Abstract Background Intimal hyperplasia (IH) is a prevalent cause of vein graft stenosis after coronary artery bypass grafting (CABG) in the middle and long term. Vascular smooth muscle cell (VSMC) phenotypic switching from a contractile phenotype to a synthetic phenotype is a hallmark of this process, along with the degradation of extracellular matrix (ECM) and smooth muscle migration. Chimeric antigen receptor (CAR)-T cell therapy is a targeted cellular immunotherapy that uses genetically engineered T cells to specifically eliminate the antigen-bearing cells. There is a potential to apply CAR-T therapy to cardiovascular diseases.
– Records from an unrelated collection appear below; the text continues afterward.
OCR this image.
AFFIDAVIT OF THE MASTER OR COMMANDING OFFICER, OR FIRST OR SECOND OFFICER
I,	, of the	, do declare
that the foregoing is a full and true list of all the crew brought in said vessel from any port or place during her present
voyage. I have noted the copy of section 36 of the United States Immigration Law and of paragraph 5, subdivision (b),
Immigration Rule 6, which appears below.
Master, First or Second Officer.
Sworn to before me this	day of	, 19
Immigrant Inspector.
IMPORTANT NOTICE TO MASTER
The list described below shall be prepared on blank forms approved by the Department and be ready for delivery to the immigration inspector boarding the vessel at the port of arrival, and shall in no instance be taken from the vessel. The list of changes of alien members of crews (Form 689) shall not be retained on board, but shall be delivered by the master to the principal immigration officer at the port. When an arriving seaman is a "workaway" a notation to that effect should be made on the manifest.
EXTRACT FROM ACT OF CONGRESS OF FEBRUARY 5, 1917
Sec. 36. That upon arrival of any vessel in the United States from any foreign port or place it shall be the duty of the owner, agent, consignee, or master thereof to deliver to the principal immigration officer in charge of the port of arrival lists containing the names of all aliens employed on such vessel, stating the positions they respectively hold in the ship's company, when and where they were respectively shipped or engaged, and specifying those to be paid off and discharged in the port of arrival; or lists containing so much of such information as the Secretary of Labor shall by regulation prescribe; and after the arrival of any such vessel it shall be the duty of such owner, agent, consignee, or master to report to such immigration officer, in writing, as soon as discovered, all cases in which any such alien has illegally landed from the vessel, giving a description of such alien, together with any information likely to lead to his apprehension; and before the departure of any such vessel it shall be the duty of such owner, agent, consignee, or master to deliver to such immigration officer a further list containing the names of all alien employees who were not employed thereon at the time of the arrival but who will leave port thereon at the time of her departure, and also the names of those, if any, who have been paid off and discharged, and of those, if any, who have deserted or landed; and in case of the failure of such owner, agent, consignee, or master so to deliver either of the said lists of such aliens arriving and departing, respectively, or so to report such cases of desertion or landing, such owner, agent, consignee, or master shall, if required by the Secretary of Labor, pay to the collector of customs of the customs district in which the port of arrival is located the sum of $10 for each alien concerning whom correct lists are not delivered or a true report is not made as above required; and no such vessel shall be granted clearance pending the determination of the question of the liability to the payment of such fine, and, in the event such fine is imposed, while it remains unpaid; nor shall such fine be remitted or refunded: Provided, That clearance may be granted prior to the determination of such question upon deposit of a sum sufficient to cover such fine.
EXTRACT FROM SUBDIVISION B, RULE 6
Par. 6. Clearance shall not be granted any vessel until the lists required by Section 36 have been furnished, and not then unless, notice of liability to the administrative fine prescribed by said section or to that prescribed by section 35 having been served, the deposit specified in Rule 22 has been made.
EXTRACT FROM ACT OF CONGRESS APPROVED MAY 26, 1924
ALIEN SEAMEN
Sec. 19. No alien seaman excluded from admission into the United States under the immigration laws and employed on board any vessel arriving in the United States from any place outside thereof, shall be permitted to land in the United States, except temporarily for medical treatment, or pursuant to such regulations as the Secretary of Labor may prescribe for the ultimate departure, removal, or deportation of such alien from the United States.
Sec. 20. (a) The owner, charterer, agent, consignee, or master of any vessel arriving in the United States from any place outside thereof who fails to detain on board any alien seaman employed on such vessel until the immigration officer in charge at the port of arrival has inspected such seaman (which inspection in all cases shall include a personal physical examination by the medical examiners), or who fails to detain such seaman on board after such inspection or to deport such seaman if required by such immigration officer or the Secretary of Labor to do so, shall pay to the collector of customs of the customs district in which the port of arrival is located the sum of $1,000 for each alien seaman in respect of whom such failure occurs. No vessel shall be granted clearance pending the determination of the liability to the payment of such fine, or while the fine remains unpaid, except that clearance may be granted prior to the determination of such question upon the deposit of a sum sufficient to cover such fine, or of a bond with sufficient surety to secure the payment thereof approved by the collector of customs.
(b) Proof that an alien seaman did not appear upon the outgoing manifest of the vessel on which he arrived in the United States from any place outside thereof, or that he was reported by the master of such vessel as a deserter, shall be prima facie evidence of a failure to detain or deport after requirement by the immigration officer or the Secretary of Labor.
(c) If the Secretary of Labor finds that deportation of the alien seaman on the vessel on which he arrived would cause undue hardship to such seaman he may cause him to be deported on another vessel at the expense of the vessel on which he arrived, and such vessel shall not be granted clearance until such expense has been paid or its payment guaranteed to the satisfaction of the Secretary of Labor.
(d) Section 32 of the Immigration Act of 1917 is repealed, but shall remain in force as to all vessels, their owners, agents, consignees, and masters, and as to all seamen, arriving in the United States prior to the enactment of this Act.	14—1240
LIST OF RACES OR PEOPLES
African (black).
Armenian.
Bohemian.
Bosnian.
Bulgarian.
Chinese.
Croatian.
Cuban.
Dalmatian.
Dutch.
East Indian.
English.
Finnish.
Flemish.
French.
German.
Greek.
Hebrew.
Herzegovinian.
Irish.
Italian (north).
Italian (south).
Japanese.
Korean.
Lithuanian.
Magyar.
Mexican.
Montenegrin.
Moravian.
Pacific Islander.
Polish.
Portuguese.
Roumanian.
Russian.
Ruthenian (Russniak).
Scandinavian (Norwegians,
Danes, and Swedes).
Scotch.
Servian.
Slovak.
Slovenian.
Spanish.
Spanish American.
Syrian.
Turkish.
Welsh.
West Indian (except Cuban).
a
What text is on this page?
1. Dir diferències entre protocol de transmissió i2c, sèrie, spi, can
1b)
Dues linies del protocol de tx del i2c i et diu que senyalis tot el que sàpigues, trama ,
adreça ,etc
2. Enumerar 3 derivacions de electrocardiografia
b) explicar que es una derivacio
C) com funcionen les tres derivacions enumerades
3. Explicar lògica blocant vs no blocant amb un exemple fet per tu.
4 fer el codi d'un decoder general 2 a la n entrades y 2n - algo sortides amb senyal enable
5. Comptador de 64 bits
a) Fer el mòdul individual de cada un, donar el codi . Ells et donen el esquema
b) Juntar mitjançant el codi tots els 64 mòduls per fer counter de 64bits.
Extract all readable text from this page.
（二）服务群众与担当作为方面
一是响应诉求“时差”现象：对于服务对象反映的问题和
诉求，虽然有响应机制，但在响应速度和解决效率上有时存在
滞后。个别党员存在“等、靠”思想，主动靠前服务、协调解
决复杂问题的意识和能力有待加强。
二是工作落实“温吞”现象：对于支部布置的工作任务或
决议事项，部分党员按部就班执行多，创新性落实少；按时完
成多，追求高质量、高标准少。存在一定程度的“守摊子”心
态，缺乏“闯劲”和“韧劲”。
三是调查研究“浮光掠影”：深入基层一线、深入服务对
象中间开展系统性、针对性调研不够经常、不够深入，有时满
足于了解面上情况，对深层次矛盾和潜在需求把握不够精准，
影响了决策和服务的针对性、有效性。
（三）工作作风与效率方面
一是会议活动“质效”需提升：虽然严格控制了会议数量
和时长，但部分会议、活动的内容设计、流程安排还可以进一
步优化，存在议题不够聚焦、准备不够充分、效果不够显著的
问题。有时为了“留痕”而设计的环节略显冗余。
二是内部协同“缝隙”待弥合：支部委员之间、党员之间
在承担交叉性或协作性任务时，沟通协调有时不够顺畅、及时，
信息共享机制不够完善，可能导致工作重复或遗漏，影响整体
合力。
Purpose In this study, we aim to design a novel CAR-T cell therapy to eliminate synthetic vascular smooth muscle cells in intimal hyperplasia, inhibit phenotypic switching, in order to reduce vein graft stenosis. Methods and results Using bulk RNA-seq dataset from the GEO database, we have identified human organic cation transporter (OCT1) as a key marker for synthetic vascular smooth muscle cell in vein grafts (Fig.1A, B). We then engineered switchable fourth-generation CAR-T cells incorporating CD28 and CD3 ζ costimulatory domains (Fig.1C, E). In addition, these CAR-T cells secrete tissue inhibitor of metalloproteinase-3 (TIMP3), a protein that had been shown to inhibit matrix metalloproteinases (MMPs) activity and the ERK1/2 pathway (Fig. 1F). Targeting FITC instead of OCT1 itself allows a controllable and switchable working process for the CAR-T cells, as they only start to identify synthetic VSMCs in combination with a FITC-conjugated OCT1 antibody (Fig.1D). Immunostaining of PDGF-induced synthetic VSMCs co-cultured with CAR-T cells and FITC-conjugated OCT1 antibody revealed increased expression of contractile markers, and reduced expression of synthetic markers (Fig1.G), along with decreased mitochondrial membrane potentials, which could be reverted after pre-treatment with a pan caspase inhibitor (Fig.1H),. In vivo studies using mice vein graft model showed reduced intimal thickness, increased intimal/medial ratio in cross-sections, in addition to increased peak velocity and inner wall diameter on ultrasound after CAR-T cell therapy (Fig.2). Conclusion Switchable CAR-T cell therapy targeting synthetic vascular smooth muscle cells might be a promising approach to alleviate intimal hyperplasia in vein graft stenosis.